It’s general knowledge that, as an employer, supporting employees to reach their goals is critical to your business. This is now more important than ever, even in the light of the current COVID-19 pandemic. After all, employees achieving goals and working hard affects the flow and bottom line of your business, so goal-setting is particularly essential as a mechanism for this. However, plans can be easily waylaid if not given the proper guidance, especially is your employees are working remotely. So, how actively engaged should you be in helping employees set and accomplish their goals? The crucial step is to be hands-on while giving your employees the space they need to succeed in their initiative. Here are some examples to follow as you navigate how to best assist your people in reaching their goals.

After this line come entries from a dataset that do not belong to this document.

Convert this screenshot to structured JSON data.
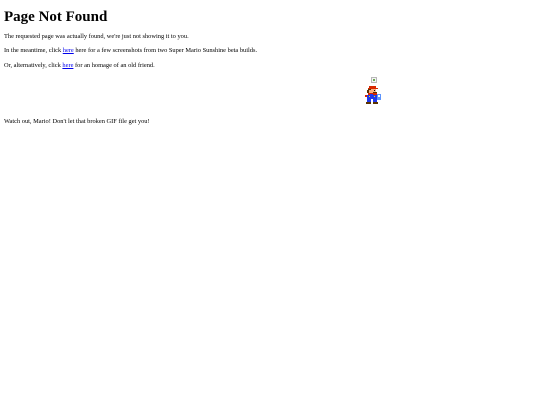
{
  "page": {
    "title": "Page Not Found",
    "line1": "The requested page was actually found, we're just not showing it to you.",
    "line2": {
      "before": "In the meantime, click ",
      "link": "here",
      "after": " here for a few screenshots from two Super Mario Sunshine beta builds."
    },
    "line3": {
      "before": "Or, alternatively, click ",
      "link": "here",
      "after": " for an homage of an old friend."
    },
    "caption": "Watch out, Mario! Don't let that broken GIF file get you!"
  },
  "icons": {
    "broken_image": "broken-image-icon",
    "mario_sprite": "mario-sprite"
  },
  "colors": {
    "link": "#0000ee",
    "text": "#000000",
    "background": "#ffffff"
  }
}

For goals to be meaningful and useful in driving employees forward, they must be tied to larger company goals. Employees who don’t understand the roles they play in the company’s progress are more likely to become disengaged. No matter what level the employee is at, they should be able to verbalise exactly how their work feeds into the broader company plan. Therefore, demonstrating a tangible result of their work if their goals are successful.
Set Attainable Goals
At the start, employees need to have a voice in establishing their goal, since they are ultimately responsible for reaching them. Ask your employee to draft goals that they believe directly contribute to the overall business plan. Once the suggested goals are established, discuss whether they are both realistic and attainable for the employee, flesh them out until you are both happy with the goals and their likability of success. Be careful, however, as your employees are likely to become disengaged if you insist on goals that are too challenging to accomplish. Try not to aim for easy goals either. Instead, focus on goals that create a lot of momentum and energy in your employees, and that will boost morale and productivity.
Design a Success Plan
Once goals are set, ask your employee to explain how they plan to meet these. Have them break goals down into tasks and set interim objectives, especially if it’s a substantial or long-term project. Ask your employee: what are the appropriate milestones? What are the possible risks, and how do they plan to manage them? Then problem-solve with them on how to go forward and achieve success.

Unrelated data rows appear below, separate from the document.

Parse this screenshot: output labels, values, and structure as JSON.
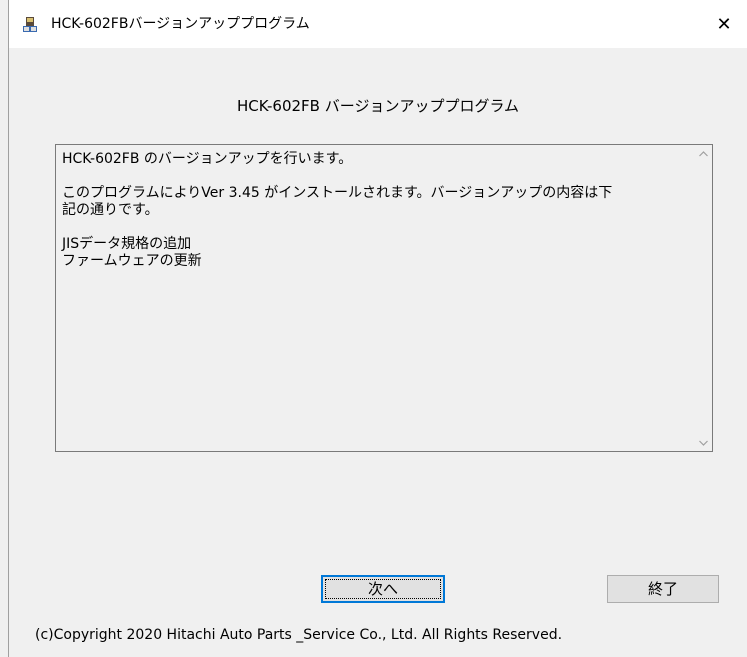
{
  "window": {
    "title": "HCK-602FBバージョンアッププログラム",
    "app_icon": "installer-icon",
    "close_glyph": "✕"
  },
  "heading": "HCK-602FB バージョンアッププログラム",
  "message": {
    "paragraph1": "HCK-602FB のバージョンアップを行います。",
    "paragraph2_line1": "このプログラムによりVer 3.45 がインストールされます。バージョンアップの内容は下",
    "paragraph2_line2": "記の通りです。",
    "item1": "JISデータ規格の追加",
    "item2": "ファームウェアの更新"
  },
  "buttons": {
    "next_label": "次へ",
    "exit_label": "終了"
  },
  "copyright": "(c)Copyright 2020  Hitachi Auto Parts _Service Co., Ltd. All Rights Reserved.",
  "colors": {
    "focus_accent": "#0078d7"
  }
}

Staying in the loop of your employee progress will help head off any problems early on. This is one of the most manageable parts of the process as managers and employees now utilise the benefits of virtual communications. Please don’t wait for review time or the outcome of a project to check in with them. Evaluate both long-term and short-term goals every week. Ask your employee what type of monitoring and feedback would be most valuable to them, particularly if the task is especially challenging.

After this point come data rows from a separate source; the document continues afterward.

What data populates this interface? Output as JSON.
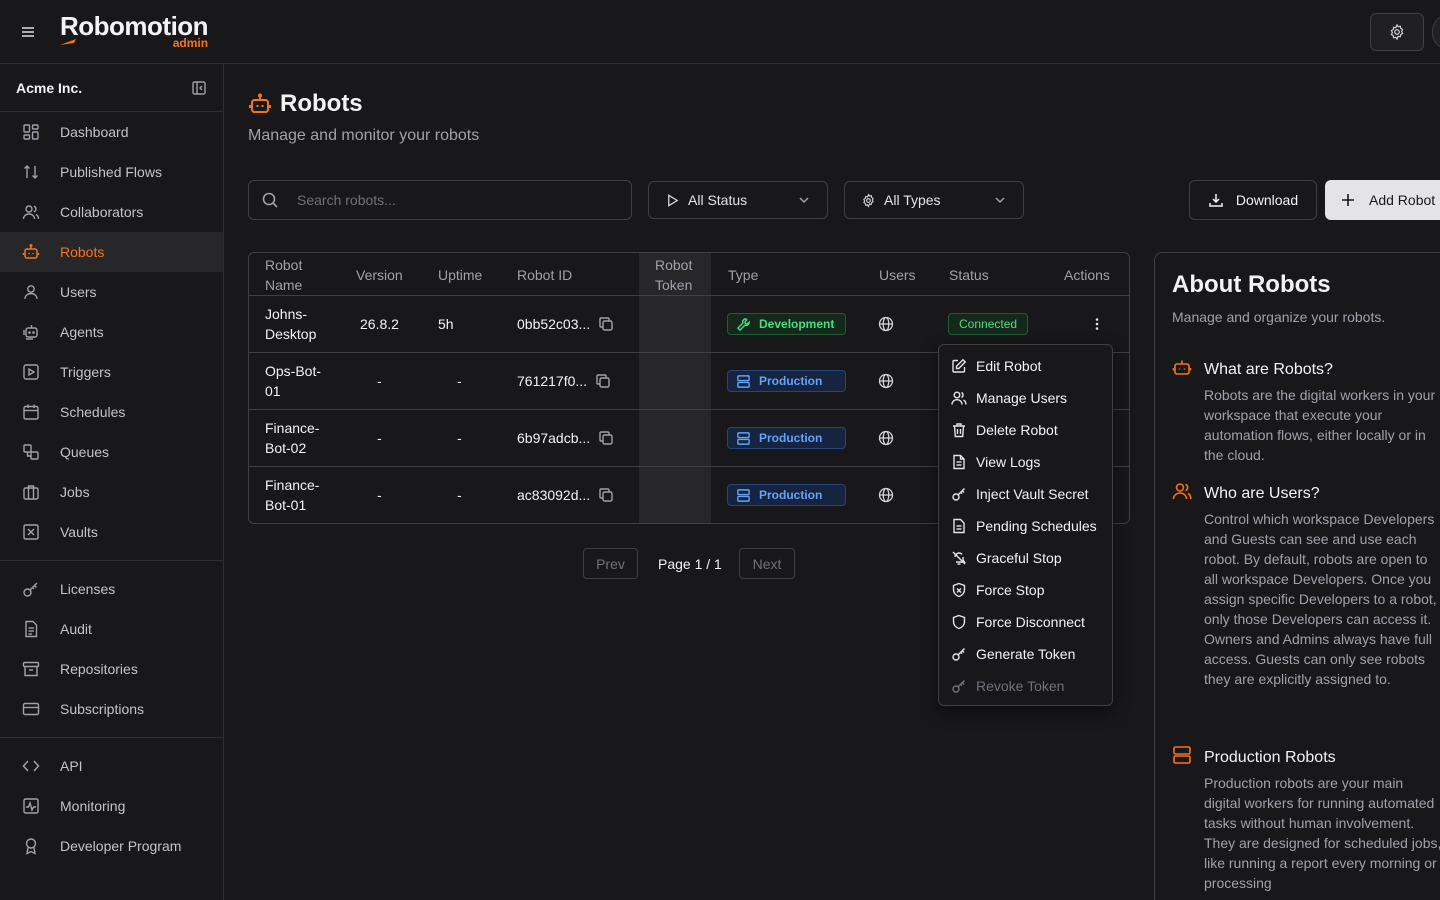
{
  "brand": {
    "name": "Robomotion",
    "sub": "admin",
    "accent": "#f97316"
  },
  "org": {
    "name": "Acme Inc."
  },
  "sidebar": {
    "group1": [
      {
        "label": "Dashboard",
        "icon": "dashboard-icon"
      },
      {
        "label": "Published Flows",
        "icon": "arrows-updown-icon"
      },
      {
        "label": "Collaborators",
        "icon": "users-group-icon"
      },
      {
        "label": "Robots",
        "icon": "robot-icon",
        "active": true
      },
      {
        "label": "Users",
        "icon": "user-icon"
      },
      {
        "label": "Agents",
        "icon": "agent-icon"
      },
      {
        "label": "Triggers",
        "icon": "trigger-icon"
      },
      {
        "label": "Schedules",
        "icon": "calendar-icon"
      },
      {
        "label": "Queues",
        "icon": "queue-icon"
      },
      {
        "label": "Jobs",
        "icon": "briefcase-icon"
      },
      {
        "label": "Vaults",
        "icon": "vault-icon"
      }
    ],
    "group2": [
      {
        "label": "Licenses",
        "icon": "key-icon"
      },
      {
        "label": "Audit",
        "icon": "document-icon"
      },
      {
        "label": "Repositories",
        "icon": "archive-icon"
      },
      {
        "label": "Subscriptions",
        "icon": "card-icon"
      }
    ],
    "group3": [
      {
        "label": "API",
        "icon": "code-icon"
      },
      {
        "label": "Monitoring",
        "icon": "monitor-icon"
      },
      {
        "label": "Developer Program",
        "icon": "award-icon"
      }
    ]
  },
  "page": {
    "title": "Robots",
    "subtitle": "Manage and monitor your robots"
  },
  "toolbar": {
    "search_placeholder": "Search robots...",
    "status_filter": "All Status",
    "type_filter": "All Types",
    "download_label": "Download",
    "add_label": "Add Robot"
  },
  "table": {
    "headers": {
      "name": "Robot Name",
      "version": "Version",
      "uptime": "Uptime",
      "robot_id": "Robot ID",
      "token": "Robot Token",
      "type": "Type",
      "users": "Users",
      "status": "Status",
      "actions": "Actions"
    },
    "rows": [
      {
        "name": "Johns-Desktop",
        "version": "26.8.2",
        "uptime": "5h",
        "robot_id": "0bb52c03...",
        "type": "Development",
        "status": "Connected"
      },
      {
        "name": "Ops-Bot-01",
        "version": "-",
        "uptime": "-",
        "robot_id": "761217f0...",
        "type": "Production",
        "status": ""
      },
      {
        "name": "Finance-Bot-02",
        "version": "-",
        "uptime": "-",
        "robot_id": "6b97adcb...",
        "type": "Production",
        "status": ""
      },
      {
        "name": "Finance-Bot-01",
        "version": "-",
        "uptime": "-",
        "robot_id": "ac83092d...",
        "type": "Production",
        "status": ""
      }
    ]
  },
  "pagination": {
    "prev": "Prev",
    "page": "Page 1 / 1",
    "next": "Next"
  },
  "menu": [
    {
      "label": "Edit Robot",
      "icon": "edit-icon"
    },
    {
      "label": "Manage Users",
      "icon": "users-icon"
    },
    {
      "label": "Delete Robot",
      "icon": "trash-icon"
    },
    {
      "label": "View Logs",
      "icon": "file-text-icon"
    },
    {
      "label": "Inject Vault Secret",
      "icon": "key-icon"
    },
    {
      "label": "Pending Schedules",
      "icon": "file-icon"
    },
    {
      "label": "Graceful Stop",
      "icon": "bell-off-icon"
    },
    {
      "label": "Force Stop",
      "icon": "shield-x-icon"
    },
    {
      "label": "Force Disconnect",
      "icon": "shield-icon"
    },
    {
      "label": "Generate Token",
      "icon": "key-icon"
    },
    {
      "label": "Revoke Token",
      "icon": "key-icon",
      "disabled": true
    }
  ],
  "about": {
    "title": "About Robots",
    "subtitle": "Manage and organize your robots.",
    "sections": [
      {
        "title": "What are Robots?",
        "icon": "robot-icon",
        "body": "Robots are the digital workers in your workspace that execute your automation flows, either locally or in the cloud."
      },
      {
        "title": "Who are Users?",
        "icon": "users-icon",
        "body": "Control which workspace Developers and Guests can see and use each robot. By default, robots are open to all workspace Developers. Once you assign specific Developers to a robot, only those Developers can access it. Owners and Admins always have full access. Guests can only see robots they are explicitly assigned to."
      },
      {
        "title": "Production Robots",
        "icon": "server-icon",
        "body": "Production robots are your main digital workers for running automated tasks without human involvement. They are designed for scheduled jobs, like running a report every morning or processing"
      }
    ]
  }
}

Very few employees attain their goals without some road bumps along the way but try to build a rapport with employees so that they feel happy coming to you when problems arise. If your employee faces an unexpected obstacle, the goal may need reworking, however, ask them to bring a possible solution to you so you can give them advice. Though if their efforts to solve the problem fails, you will need to get further involved.
There will be times, even with the most reliable support, that employees fail to meet their goals. Talk with your employee about what happened and what each of you thinks went wrong. If the issue was within their control, ask them to try again to implement any solutions you’ve discussed. If it was beyond their control or the goal was too lofty, acknowledge the error but don’t dwell on it.